Fig. 1: The rationale for pRF estimation using radially and tangentially oriented gratings to evaluate the respective influences of topographic factors on the spatial representation of EVC.

a, b Schematic illustrations of two hypothetical factors, co-axiality (a) and radiality (b), that govern the anisotropy of individual RFs of orientation-tuned neurons in the presence of a strong correlation between their orientation preference and polar-angle position. The fixation location is marked by crosshairs. Each cluster of colored dots represents orientation columns that are aggregated within a voxel representing a specific retinotopic position. The colors represent orientation preference, and their distributional biases reflect the strong correlation between columns’ preferred orientation and polar-angle position. The ellipsoids surrounding the dot clusters represent the topographical anisotropy of neurons’ RFs. If co-axiality governs, the RFs are elongated along their preferred orientation (a). If radiality governs, the RFs are elongated along the radial axis (b). c Visual inputs with radially (top) and tangentially (bottom) oriented gratings. d The neural drives by the gratings shown in c. e, f Illustrations of how the same neural drives shown in d induce different neural spatial extents depending on how strongly radiality and co-axiality govern the RF anisotropy.

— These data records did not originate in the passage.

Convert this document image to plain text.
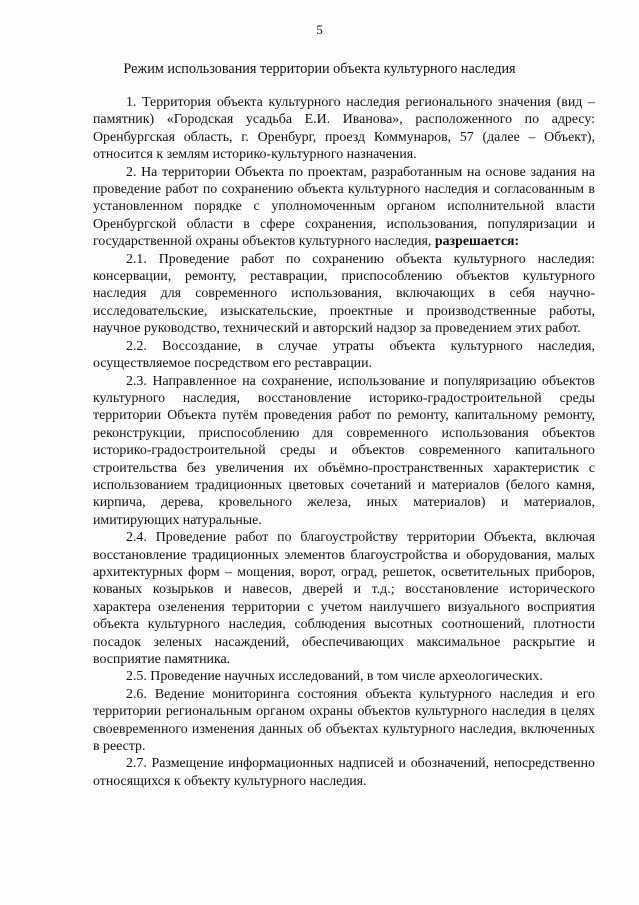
5
Режим использования территории объекта культурного наследия

1. Территория объекта культурного наследия регионального значения (вид – памятник) «Городская усадьба Е.И. Иванова», расположенного по адресу: Оренбургская область, г. Оренбург, проезд Коммунаров, 57 (далее – Объект), относится к землям историко-культурного назначения.

2. На территории Объекта по проектам, разработанным на основе задания на проведение работ по сохранению объекта культурного наследия и согласованным в установленном порядке с уполномоченным органом исполнительной власти Оренбургской области в сфере сохранения, использования, популяризации и государственной охраны объектов культурного наследия, разрешается:

2.1. Проведение работ по сохранению объекта культурного наследия: консервации, ремонту, реставрации, приспособлению объектов культурного наследия для современного использования, включающих в себя научно-исследовательские, изыскательские, проектные и производственные работы, научное руководство, технический и авторский надзор за проведением этих работ.

2.2. Воссоздание, в случае утраты объекта культурного наследия, осуществляемое посредством его реставрации.

2.3. Направленное на сохранение, использование и популяризацию объектов культурного наследия, восстановление историко-градостроительной среды территории Объекта путём проведения работ по ремонту, капитальному ремонту, реконструкции, приспособлению для современного использования объектов историко-градостроительной среды и объектов современного капитального строительства без увеличения их объёмно-пространственных характеристик с использованием традиционных цветовых сочетаний и материалов (белого камня, кирпича, дерева, кровельного железа, иных материалов) и материалов, имитирующих натуральные.

2.4. Проведение работ по благоустройству территории Объекта, включая восстановление традиционных элементов благоустройства и оборудования, малых архитектурных форм – мощения, ворот, оград, решеток, осветительных приборов, кованых козырьков и навесов, дверей и т.д.; восстановление исторического характера озеленения территории с учетом наилучшего визуального восприятия объекта культурного наследия, соблюдения высотных соотношений, плотности посадок зеленых насаждений, обеспечивающих максимальное раскрытие и восприятие памятника.

2.5. Проведение научных исследований, в том числе археологических.

2.6. Ведение мониторинга состояния объекта культурного наследия и его территории региональным органом охраны объектов культурного наследия в целях своевременного изменения данных об объектах культурного наследия, включенных в реестр.

2.7. Размещение информационных надписей и обозначений, непосредственно относящихся к объекту культурного наследия.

If only co-axiality influences the anisotropy, the neural spatial extent will be co-axially elongated, while the degree of co-axial elongation will not differ between the two orientation conditions (e, left). If co-axiality has a stronger influence on anisotropy than radiality, the neural spatial extent will be elongated in the co-axial direction, with a relatively high degree of elongation in the radial orientation condition (e, right). If only radiality influences the anisotropy, the neural spatial extent will be radially elongated, while the degree of radial elongation will not differ between the two orientation conditions (f, left). If radiality has a stronger influence on anisotropy than co-axiality, the neural spatial extent will be elongated in the radial direction, with a relatively high degree of elongation in the radial orientation condition (f, right).